I could feel every eye on us. Could feel Morpheus’ warning gaze boring into the back of my skull. Could feel the weight of the moment pressing down on me.

“It’s Brotherhood business,” I said, keeping my voice level and controlled. “It’s how we operate. She stole from us. We brought her in to get our money back. Standard procedure.”

“Standard procedure?” Kyllian’s laugh was sharp and humorless. “You kidnapped a woman, Nano. You dragged her here against her will, and you’re holding her prisoner. That’s not ‘standard procedure.’ That’s fucking criminal.”

“She’s not—” I started, but Kyllian cut me off with a sharp gesture.

“I don’t want to hear it,” she said, her voice cold. “I don’t want to hear your justifications or your excuses, or your Brotherhood bullshit. You kidnapped a woman. End of story.”

She turned away from me, dismissing me with the kind of contempt that made my jaw clench. But instead of heading back to the bar, instead of going to check on Firestride, she turned toward the stairs, muttering mainly to herself about stubborn idiotic men, collateral and dicks the size of Tic Tacs.

“Kyllian,” I started, taking a step forward, but Morpheus’ hand landed on my shoulder, holding me in place. When I looked at him, his expression was unreadable.

“Let her go,” he said quietly, his tone deceptively calm but laced with an undercurrent of steel. “She’s the first old lady of this club. She has the right to check on another woman in this clubhouse.” His eyes never left my face, watching for any sign of defiance.

“She’s going—”

“She’s going to see exactly what you’ve done,” Morpheus interrupted, his voice hard and uncompromising.

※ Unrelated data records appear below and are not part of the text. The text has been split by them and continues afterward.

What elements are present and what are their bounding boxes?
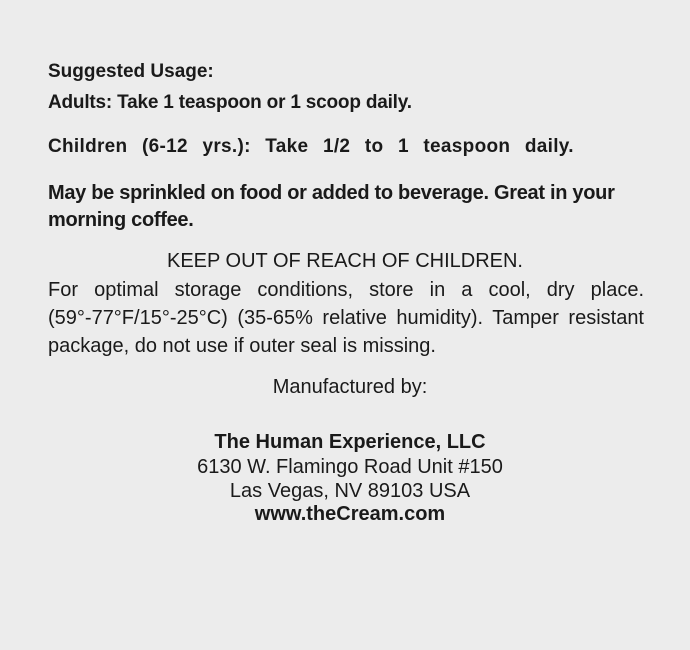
manufactured-by-label: Manufactured by: [272,376,428,398]
usage-children: Children (6-12 yrs.): Take 1/2 to 1 teaspoon daily. [48,136,574,157]
usage-heading: Suggested Usage: [48,61,214,82]
usage-sprinkle: May be sprinkled on food or added to beverage. Great in your morning coffee. [48,182,615,231]
address-line-1: 6130 W. Flamingo Road Unit #150 [197,456,503,478]
storage-instructions: For optimal storage conditions, store in a cool, dry place. (59°-77°F/15°-25°C) (35-65% relative humidity). Tamper resistant package, do not use if outer seal is missing. [48,279,644,357]
keep-out-of-reach-warning: KEEP OUT OF REACH OF CHILDREN. [167,250,523,272]
company-name: The Human Experience, LLC [214,431,486,453]
address-line-2: Las Vegas, NV 89103 USA [229,480,471,502]
website-url: www.theCream.com [254,503,446,525]
usage-adults: Adults: Take 1 teaspoon or 1 scoop daily. [48,92,412,113]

The temperature in the room seemed to drop several degrees as he took a deliberate step forward, closing the distance between us.

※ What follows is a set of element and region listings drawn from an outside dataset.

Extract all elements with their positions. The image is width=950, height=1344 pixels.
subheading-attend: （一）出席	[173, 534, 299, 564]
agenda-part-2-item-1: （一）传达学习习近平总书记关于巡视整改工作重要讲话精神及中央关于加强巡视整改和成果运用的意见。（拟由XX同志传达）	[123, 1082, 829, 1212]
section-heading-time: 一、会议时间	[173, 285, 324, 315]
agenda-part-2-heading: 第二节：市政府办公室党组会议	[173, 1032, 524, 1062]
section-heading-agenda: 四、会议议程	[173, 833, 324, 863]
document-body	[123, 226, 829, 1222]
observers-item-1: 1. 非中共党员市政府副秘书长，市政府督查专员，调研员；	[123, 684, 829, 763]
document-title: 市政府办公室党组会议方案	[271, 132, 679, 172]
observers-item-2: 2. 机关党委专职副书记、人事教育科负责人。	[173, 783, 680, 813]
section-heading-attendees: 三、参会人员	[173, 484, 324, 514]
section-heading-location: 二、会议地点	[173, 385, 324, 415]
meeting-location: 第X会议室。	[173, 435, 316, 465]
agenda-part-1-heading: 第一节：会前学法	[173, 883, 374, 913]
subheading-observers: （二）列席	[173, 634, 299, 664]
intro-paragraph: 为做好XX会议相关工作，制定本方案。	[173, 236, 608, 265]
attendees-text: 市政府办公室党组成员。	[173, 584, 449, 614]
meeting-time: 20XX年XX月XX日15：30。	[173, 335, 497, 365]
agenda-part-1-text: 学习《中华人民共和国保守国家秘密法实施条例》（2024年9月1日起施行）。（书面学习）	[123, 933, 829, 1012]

His jaw clenched, muscles tensing beneath his leather cut.

“And you better fucking pray what she finds is a willing, submissive woman. Because if she’s not, if there’s even a hint that she’s still defiant, you’re going to answer to me, and to every single brother in this club. ”

I watched Kyllian climb the stairs, her spine straight, her shoulders set with determination.

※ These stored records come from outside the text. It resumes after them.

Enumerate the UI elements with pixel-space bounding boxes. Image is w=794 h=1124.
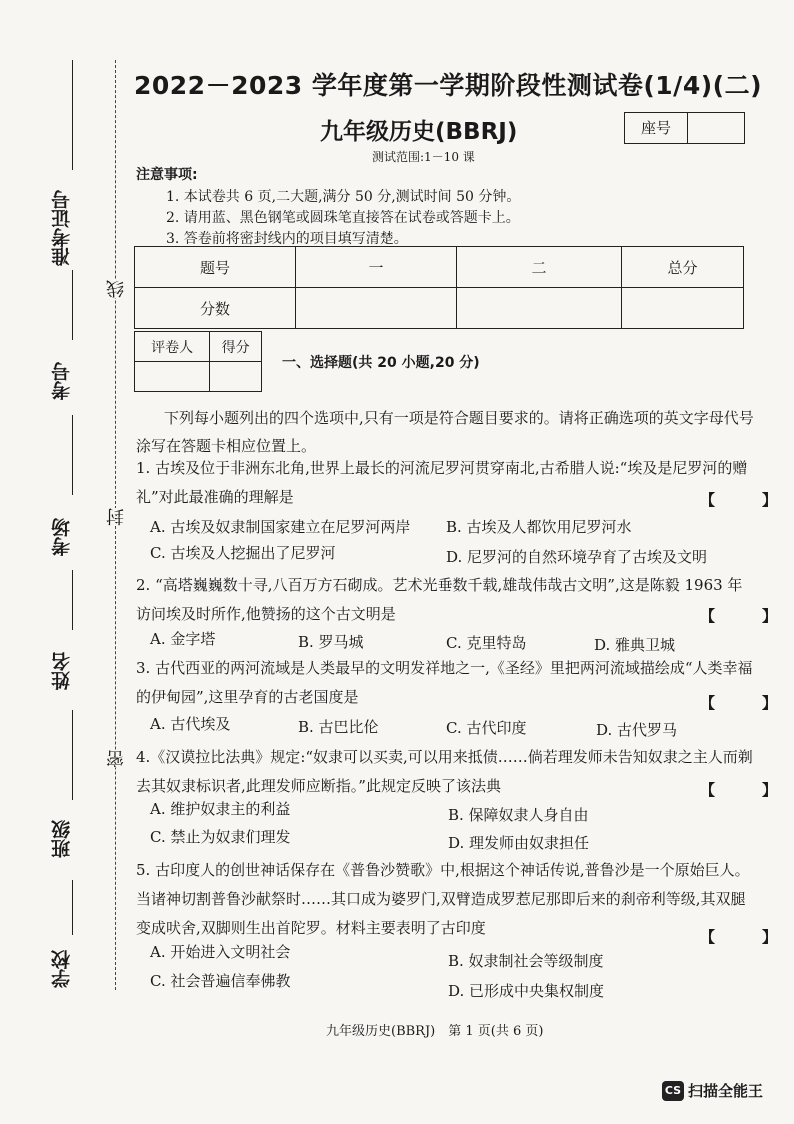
room-number-label: 考号 — [51, 362, 73, 400]
camscanner-logo-icon: CS — [662, 1081, 684, 1101]
section-title: 一、选择题(共 20 小题,20 分) — [282, 355, 480, 371]
note-item: 2. 请用蓝、黑色钢笔或圆珠笔直接答在试卷或答题卡上。 — [166, 210, 520, 226]
venue-label: 考场 — [51, 518, 73, 556]
option-d: D. 雅典卫城 — [594, 636, 676, 654]
notes-title: 注意事项: — [136, 167, 198, 183]
score-label: 得分 — [210, 332, 262, 362]
class-line — [72, 710, 73, 800]
name-label: 姓名 — [51, 652, 73, 690]
score-row-label: 分数 — [135, 288, 296, 329]
class-label: 班级 — [51, 820, 73, 858]
option-b: B. 保障奴隶人身自由 — [448, 806, 589, 824]
question-stem: 5. 古印度人的创世神话保存在《普鲁沙赞歌》中,根据这个神话传说,普鲁沙是一个原始巨人。当诸神切割普鲁沙献祭时……其口成为婆罗门,双臂造成罗惹尼那即后来的刹帝利等级,其双腿变成吠舍,双脚则生出首陀罗。材料主要表明了古印度 — [136, 861, 750, 937]
question-stem: 1. 古埃及位于非洲东北角,世界上最长的河流尼罗河贯穿南北,古希腊人说:“埃及是尼罗河的赠礼”对此最准确的理解是 — [136, 459, 748, 506]
question-stem: 3. 古代西亚的两河流域是人类最早的文明发祥地之一,《圣经》里把两河流域描绘成“人类幸福的伊甸园”,这里孕育的古老国度是 — [136, 659, 753, 706]
test-scope: 测试范围:1－10 课 — [372, 150, 475, 164]
venue-line — [72, 415, 73, 495]
option-a: A. 开始进入文明社会 — [150, 943, 291, 961]
reviewer-label: 评卷人 — [135, 332, 210, 362]
score-cell[interactable] — [457, 288, 622, 329]
option-b: B. 古埃及人都饮用尼罗河水 — [446, 518, 632, 536]
school-label: 学校 — [51, 950, 73, 988]
score-header-cell: 总分 — [622, 247, 744, 288]
score-cell[interactable] — [622, 288, 744, 329]
seal-char-seal: 封 — [104, 508, 130, 526]
option-c: C. 禁止为奴隶们理发 — [150, 828, 291, 846]
seal-char-line: 线 — [104, 280, 130, 298]
option-b: B. 奴隶制社会等级制度 — [448, 952, 604, 970]
option-c: C. 古埃及人挖掘出了尼罗河 — [150, 544, 336, 562]
option-b: B. 古巴比伦 — [298, 718, 379, 736]
section-instruction: 下列每小题列出的四个选项中,只有一项是符合题目要求的。请将正确选项的英文字母代号涂写在答题卡相应位置上。 — [136, 409, 754, 455]
option-d: D. 已形成中央集权制度 — [448, 982, 605, 1000]
grader-table — [134, 331, 262, 392]
score-cell[interactable] — [296, 288, 457, 329]
note-item: 3. 答卷前将密封线内的项目填写清楚。 — [166, 231, 408, 247]
question-stem: 4.《汉谟拉比法典》规定:“奴隶可以买卖,可以用来抵债……倘若理发师未告知奴隶之主人而剃去其奴隶标识者,此理发师应断指。”此规定反映了该法典 — [136, 748, 753, 795]
option-a: A. 维护奴隶主的利益 — [150, 800, 291, 818]
seat-number-field[interactable] — [688, 113, 744, 143]
option-a: A. 古代埃及 — [150, 715, 231, 733]
seal-char-secret: 密 — [104, 750, 130, 768]
exam-number-line — [72, 60, 73, 170]
exam-title: 2022－2023 学年度第一学期阶段性测试卷(1/4)(二) — [134, 71, 762, 100]
name-line — [72, 570, 73, 630]
option-d: D. 古代罗马 — [596, 721, 678, 739]
page-footer: 九年级历史(BBRJ) 第 1 页(共 6 页) — [326, 1024, 544, 1039]
score-header-cell: 一 — [296, 247, 457, 288]
scanner-name: 扫描全能王 — [688, 1082, 764, 1100]
score-value-cell[interactable] — [210, 362, 262, 392]
school-line — [72, 880, 73, 935]
exam-subtitle: 九年级历史(BBRJ) — [320, 119, 518, 145]
option-d: D. 理发师由奴隶担任 — [448, 834, 590, 852]
option-c: C. 社会普遍信奉佛教 — [150, 972, 291, 990]
answer-bracket[interactable]: 【 】 — [700, 928, 794, 946]
room-number-line — [72, 270, 73, 340]
option-c: C. 克里特岛 — [446, 634, 527, 652]
scanner-watermark — [662, 1080, 763, 1101]
score-header-cell: 题号 — [135, 247, 296, 288]
seat-number-box — [624, 112, 745, 144]
seat-number-label: 座号 — [625, 113, 688, 143]
answer-bracket[interactable]: 【 】 — [700, 781, 794, 799]
option-b: B. 罗马城 — [298, 633, 364, 651]
reviewer-cell[interactable] — [135, 362, 210, 392]
option-a: A. 金字塔 — [150, 630, 216, 648]
answer-bracket[interactable]: 【 】 — [700, 694, 794, 712]
option-a: A. 古埃及奴隶制国家建立在尼罗河两岸 — [150, 518, 411, 536]
score-table — [134, 246, 744, 329]
score-table-header-row — [135, 247, 744, 288]
score-table-value-row — [135, 288, 744, 329]
answer-bracket[interactable]: 【 】 — [700, 491, 794, 509]
exam-number-label: 准考证号 — [51, 190, 73, 266]
question-stem: 2. “高塔巍巍数十寻,八百万方石砌成。艺术光垂数千载,雄哉伟哉古文明”,这是陈毅 1963 年访问埃及时所作,他赞扬的这个古文明是 — [136, 576, 743, 623]
note-item: 1. 本试卷共 6 页,二大题,满分 50 分,测试时间 50 分钟。 — [166, 189, 521, 205]
answer-bracket[interactable]: 【 】 — [700, 607, 794, 625]
option-d: D. 尼罗河的自然环境孕育了古埃及文明 — [446, 548, 708, 566]
score-header-cell: 二 — [457, 247, 622, 288]
option-c: C. 古代印度 — [446, 719, 527, 737]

Behind her, Anna Joy, Firestride’s sixteen-year-old sister, watched with wide, worried eyes, clearly torn between staying with her injured brother and following Kyllian.

Helen Michael stood near the couch, her hand on Firestride’s shoulder, her expression unreadable as she watched the scene unfold.

And I stood there, frozen, as the woman who had become the moral compass of the Brotherhood marched toward my room.

Toward Alex.

Toward the evidence of everything I had done to break her, to claim her, to make her mine.

Fuck.

The high from the last three days evaporated, replaced by a cold dread that settled in my gut like a stone because Kyllian Ward wasn’t just Firestride’s old lady.

She was smart, observant, and she didn’t take shit from anyone.

Not even Morpheus. She would see through any lie I tried to tell.

She would see the truth written all over Alex’s face, in the marks on her body, in the way she had been systematically broken down.

And then what? Would she demand that Alex be released? Would she tell Morpheus what she saw? Would Morpheus kill Alex, consequences be damned?

No. No, that is not going to happen.

Because Alex was mine. She said the words.

She submitted completely. She belonged to me now, and I wasn’t going to let anyone, not Kyllian, not Poseidon, not even Morpheus, take her away from me.

But as I watched Kyllian disappear down the second-floor hallway, as I felt the weight of every brother’s eyes on me, as I heard Carver cursing under his breath while he worked on Firestride, I couldn’t shake the feeling that everything was about to come crashing down.

The email to Poseidon. Kyllian’s arrival. The confrontation that was about to happen upstairs.

It was all spiraling out of control, and for the first time since I dragged Alex into my world, I wasn’t sure I could keep her.